When I saw the numbers of lynchings in Virginia counties, I was surprised at how many more were in Southwest Virginia. I’d assumed that localities in the eastern parts of the state, with larger black populations, would have more lynchings. But that wasn’t the case — the opposite, in fact.
Brundage has an interesting explanation for that. He argues that the coal mining and industrialization of the late 1880’s in Southwest Virginia created a big social and economic upheaval. Many blacks came into the area to work in those industries (as did many other people).
“As was the case in other areas undergoing rapid economic change, violence in Southwestern Virginia coincided with the period when industrialization was relatively new,” Brundage writes. “Of the 28 lynchings that occurred in the region, 22 took place between 1880 and 1894, nine during 1893 alone. In the subsequent 30 years, only six lynchings occurred.”
Brundage suggests the number of lynchings dropped because “the violent hostility of white residents toward blacks waned when blacks failed to secure a significant role in the region’s changing economy.” Early in the coal boom, Brundage says, black miners gravitated to the coalfields in West Virginia, leaving those in Southwest Virginia much less racially mixed.
He points out that the upheaval in Southwest Virginia had no counterpart in eastern Virginia, where industries (and racial demographics) were much more settled. He says the “flurry of mob violence” Southwest Virginia during that time was “an attempt by whites to define the status of blacks.”

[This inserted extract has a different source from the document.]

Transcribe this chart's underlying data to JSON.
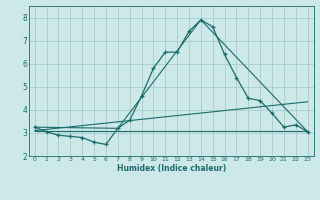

His argument is echoed on this website (apparently developed for a class by a George Mason University professor): http://www.virginiaplaces.org/geology/coalshape.html
“Due to the immigration of different cultural groups and the associated social disruption, more lynchings occurred in Southwest Virginia between the Civil War and World War I than in any other section of Virginia,” the site says. “The number of blacks in Southwest Virginia were much fewer than in Southside, and white Virginians in Tidewater and Southside were no more tolerant than the whites in the Southwest. The high number of lynchings in Southwest Virginia reflected the tension of new immigrants creating new rules of behavior in a new setting, in contrast to the well-understood social boundaries between whites and blacks further east.”
I think this makes sense. It doesn’t seem to me to be in any conflict with the argument in the EJI report, which is that lynchings were terrorism, a brutal attempt to subjugate blacks and, essentially, teach them their place by terrorizing them.
The EJI report also discusses how those lynchings shaped society and economic conditions for blacks through today. I’ll let their report speak for itself, but it’s clear in Southwest Virginia that that racial tension still has ramifications. I’ll use Buchanan County as an example. I have always heard that black people were warned, through the early 20th century, not to be caught in Buchanan after dark, and the excerpt from Brundage’s book seems to bear that out. What I do know for sure is that when a black law professor moved his family to Grundy so he could take a job teaching at the then-new Appalachian School of Law, it was news. As in, a news story in the Bluefield newspaper. In 1998 or 1999, I believe. About the first black family to move to Buchanan County in I don’t know how long.
Racism and terror definitely cast long, long shadows.